Argentine-Chilean-American novelist, playwright, and human rights activist Ariel Dorfman’s memoir,
Feeding on Dreams: Confessions of an Unrepentant Exile (2011), focuses on a singular, transformative event in Chile: the 1973 military coup led by General Augusto Pinochet, during which Marxist President Salvador Allende committed suicide to escape certain torture, humiliation, and execution, and his constituents were forced to flee for their lives. For the two decades that followed, Chile was governed by a committee of military dictators called a junta. The committee suspended Chile’s Constitution and systematically persecuted suspected political dissidents, leading to the death or disappearance of more than 3,000 citizens. Dorfman’s memoirs recount his experience as a young dissident caught in the maelstrom of conflict and peril while holding out hope for the return of Chile’s democracy. After hiding out for years in Paris and Amsterdam, Dorfman found refuge in America, returning only briefly to his homeland when the democratic government resumed. The memoirs have been lauded as a chilling reminder that human rights and freedoms come with an incalculable price, and cannot be taken for granted even in the developed world.

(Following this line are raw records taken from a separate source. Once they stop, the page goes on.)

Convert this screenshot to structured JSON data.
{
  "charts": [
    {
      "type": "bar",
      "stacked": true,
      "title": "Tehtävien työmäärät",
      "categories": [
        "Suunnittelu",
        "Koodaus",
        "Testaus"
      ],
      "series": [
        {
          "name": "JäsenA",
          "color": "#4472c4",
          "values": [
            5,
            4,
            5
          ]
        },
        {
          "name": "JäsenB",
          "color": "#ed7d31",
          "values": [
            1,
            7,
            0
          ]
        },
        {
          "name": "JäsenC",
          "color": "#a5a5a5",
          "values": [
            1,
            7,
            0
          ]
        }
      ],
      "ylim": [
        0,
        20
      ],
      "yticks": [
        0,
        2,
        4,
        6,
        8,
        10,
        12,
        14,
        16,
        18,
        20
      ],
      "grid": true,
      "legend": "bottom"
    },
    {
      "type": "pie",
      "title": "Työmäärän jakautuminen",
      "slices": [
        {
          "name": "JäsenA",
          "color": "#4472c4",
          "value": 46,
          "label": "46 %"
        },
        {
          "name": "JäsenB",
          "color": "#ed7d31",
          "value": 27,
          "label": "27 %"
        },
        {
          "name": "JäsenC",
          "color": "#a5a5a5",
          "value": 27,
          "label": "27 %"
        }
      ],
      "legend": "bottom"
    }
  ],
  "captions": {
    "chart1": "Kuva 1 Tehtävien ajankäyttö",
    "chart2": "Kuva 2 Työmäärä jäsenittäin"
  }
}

Dorfman begins his memoir by contextualizing Chile in the 1970s international politics. Once a major copper-producing hub and thriving nation, it became overshadowed by political turmoil between Marxist and fascist ideologues who fought to seize different arms of government. Dorfman was involved in the creation of the optimistic but ill-fated and brief Allende government. Soon after its creation, it was overthrown in Pinochet’s coup. In the years that followed, Dorfman lived in exile, suffering the anguish of being divided from the country he loved. When he finally returned, in 1990, he kept a diary; he refers to these writings in the text, pointing out how alienated he felt upon returning and finding the place unrecognizable in many ways. Dorfman also took a trip to Chile in 2006 to film a documentary,
A Promise to the Dead. This documentary, and its originating memoir,
Heading South, Looking North: A Bilingual Journey, express his ambivalence about growing apart from a place he once loved.
Dorfman also pays tribute to the victims of the fascist government that persisted from 1973 to 1990. Thousands of people were killed or “disappeared” just for expressing dissent, and tens of thousands more were tortured. Dorfman suffered from survivor’s guilt, a burden that he partially relieved by working to reinstall democracy in Chile, risking his life yet again. Dorfman laments that violent struggles for democracy continue to happen throughout parts of the world believed to be fully emancipated from fascist regimes and dictators. Dorfman thanks his wife and parents for supporting him during his periods of intense anguish. Not all of his memories are bitter: he describes joyful family reunions that gave him hope for his nation’s future.
Dorfman’s memoir is unchronological: near the end, he turns to his early childhood and the stories of his ancestors. His earliest memories are of America—a country where he did not imagine he would someday become a citizen. When he was a baby, his father moved the family to New York from Argentina for work. His parents later returned to Argentina, a place no safer than Chile. Dorfman’s Jewish ancestors were exiles in the Trotsky era. They fled Odessa and Kishinev to escape the pogroms. His grandfather never made it out alive. At the end of his memoirs, Dorfman asserts, “We are all exiles.” By this, he means that we all depend on the continuous renewal of strong democratic norms in order to coexist peacefully. Ironically, only by losing this peaceful coexistence did Dorfman realize its fragility and value.